Нолдо не знал, что Темные говорят о Линаэвэн, и решил, что этот человек говорил о Лагортале и Кирионе, издевался над тем, что было только что.
– Кирион не сдался, и он не виноват ни в чём! – лицо эльфа дрогнуло от отвращения. – Нужно быть хуже зверя, чтобы, зная всё, обвинить его. Не знал, что среди людей есть… такие.
– Кирион? – искренне удивился горец. – О чем ты?
Нэльдор выдохнул (от боли получился полустон):
– Так ты не знаешь… – но продолжить ему не дал Саурон.
– Думаю, Кирион один из его спутников, видимо, и его допрашивали, – и после обратился к пленнику. – Мы удивляемся, что вы предпочитаете пытки друг друга тому, чтобы вытащить отсюда и себя, и товарища. Кстати, скоро твой брат будет в крепости.
– Ламмион?! – с болью вскрикнул юноша, и вспомнил о том, что он выдал… если бы не он, их не пытали бы всех, как сейчас. И резко закончил. – Никогда больше.
Пленник говорил сбивчиво и несвязно, но не был похож на сумасшедшего, а Волк вовсе не хотел что бы Нэльдор сказал что-то что может помешать Марту пасть, и поспешил покинуть камеру вместе с горцем.
– Почему эльф так странно говорит? – спросил Март, когда они с Повелителем поднимались из темниц.
– Я думаю, он боится сказать лишнее, – ответил Волк. – Но при том не может держать свои чувства при себе, они рвутся наружу. И он думает, что по его оборванным фразам мы сможем понять, о чем речь. Впрочем… скорее всего, Нэльдору, с его характером и возрастом, в скором времени очень захочется выговориться. И мы используем это. Зачем пытать, если можно просто поговорить. Ты согласен?
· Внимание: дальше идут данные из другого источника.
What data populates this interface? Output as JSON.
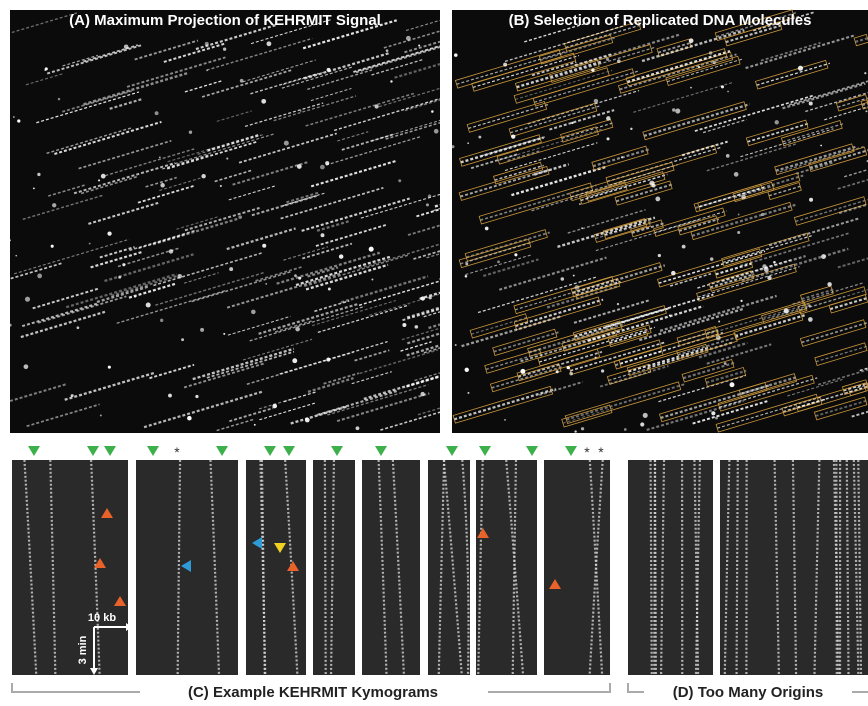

– Да, – ответил Март после нескольких секунд раздумий. И продолжил. – Маирон… Через три дня, когда пари закончится… Я не хочу, чтобы Линаэвэн оказалась в подземелье. Она… такая красивая и нежная… Но она все время говорит, что хочет уйти.
– У тебя благородное и доброе сердце, мой друг, – Волк мягко улыбнулся, и положил руку горцу на плечо. Парень уже смог сделать большой шаг вперед в своем обучении, не отвернуться от Тёмных, глядя на окровавленного эльфа в цепях. А зрелище это то еще: прекрасное и режущее глаз своей неестественностью, Искажение, как оно есть. Но теперь беоринг стоял на пороге того, что Маирон и не думал, что сможет сейчас предложить. Скоро у горца будет рабыня. – Я разделяю твой настрой, Март. Дева не понимает, что выбирает, но ты знаешь лучше нее, и ты должен позаботиться о ней. Даже когда пройдут три дня, не отпускай ее, оставь рядом с собой. Если нужно, даже посади на цепь, но оберегай ее. Придет время, и она поймет что ты действуешь ради ее же блага, но до тех пор… Нас, Темных, могут ненавидеть, как маленькие дети могут ненавидеть горькие лекарства и врачей, но мы должны быть непреклонны и исполнять то, что нужно для их же блага.
– Ты… прав, Повелитель, – отозвался удивленный Март. – Я… так и поступлю. Ты отдашь ее мне?
– Она твоя, мой брат, – тепло улыбнулся Волк.
***
Тем временем Лаирсул не покидал целительской, и к нему снова и снова приносили его товарищей. Увидев Кириона, он пришёл в ужас.
– Ты держался вопреки всему, – целитель видел это по глазам синда. – Надеюсь, когда придёт мой час, я буду таким же сильным.
Целитель не понял что пытка для него уже началась.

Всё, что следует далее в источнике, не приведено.